Wednesday, February 27, 2008

Taking a leak outdoors

Warning

I'm just forewarning readers that I use many different slang terms at the beginning of this to refer to male genitalia. So if you are uncomfortable with reading the word penis or any other form of word referencing that part of the male body I strongly suggest you do not read any further.

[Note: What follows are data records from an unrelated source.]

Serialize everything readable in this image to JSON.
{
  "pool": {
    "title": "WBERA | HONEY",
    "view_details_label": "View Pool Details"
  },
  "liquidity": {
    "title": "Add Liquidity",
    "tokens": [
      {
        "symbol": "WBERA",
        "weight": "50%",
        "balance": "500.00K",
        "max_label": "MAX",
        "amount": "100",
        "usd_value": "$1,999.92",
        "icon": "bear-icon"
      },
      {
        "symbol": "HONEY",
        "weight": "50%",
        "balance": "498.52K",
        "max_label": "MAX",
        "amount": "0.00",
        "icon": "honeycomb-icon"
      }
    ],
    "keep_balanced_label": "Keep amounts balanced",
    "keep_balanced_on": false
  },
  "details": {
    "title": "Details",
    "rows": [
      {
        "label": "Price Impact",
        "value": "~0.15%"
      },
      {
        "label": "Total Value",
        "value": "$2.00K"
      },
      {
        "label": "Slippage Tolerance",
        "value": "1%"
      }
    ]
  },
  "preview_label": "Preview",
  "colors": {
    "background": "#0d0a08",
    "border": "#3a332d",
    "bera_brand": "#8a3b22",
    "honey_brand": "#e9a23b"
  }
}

Because I am a guy I can pretty much piss any where because of my male part a.k.a penis, dick, cock, fuck stick, rod, shaft, Johnson, Jimmy, unit, peepee, dingle hopper, wang, etc. Its really fun to go outside and find a nice tree or bush and just whip it out and pee. I tend to use the toilet in the winter because its cold outside which then cause shrinkage, and nobody likes yellow snow thats just a dick move. But during the spring fall and summer, going outside to pee is really fun. I enjoy peeing of my deck, I really don't know why, its just a fun thing to do. The best part of peeing outside is the fact that you don't have to aim, You can just pee all over the place, obviously you still have to hold onto it to make sure you don't pee all over you leg or foot or pants, that would just suck. But you don't aim for the toilet bowl and what not. The only time one should aim them self outside would be if they were peeing in a large group, you wouldn't necessarily want to pee on the person next to you, and you don't really want that person to pee on you, unless you wanted to be a complete asshole. If thats the case don't come anywhere near me with a stream of urine coming out in my general direction because I'll fucking cut your fucking balls off and feed them to you. While peeing outside you always have to make sure your not peeing where people walk, don't whip it out and pee in the middle of someones else or your own backyard thats just really fucking stupid, and mean. Also make sure that you don't do it where a ton of people are because if anyone under the age of 18 sees your peepee you fucked. You become level three or some shit like that and one of those little flyers sent home in the mail and your life is fucked.

5 comments:

ilove64crayons said...

hahaha...i'm so glad you wrote about this!!! I have no say in the matter because I don't have any of the terms that you used for a male genitalia part. I'm glad you can enjoy the peeing experience and that you warned people of where NOT to pee.

Colin Rambo! said...

Well said! Dude, Im always pissing outside when I'm fighting bears and its great. Plus, when your taking a piss when its like 5 out, you can feel the heat from it!

Boondock Saint said...

word...
sup again rambo...

Colin Rambo! said...

yo

Deathnotronic said...

Fuck yeah fighting bears and shit you are so fucking burley.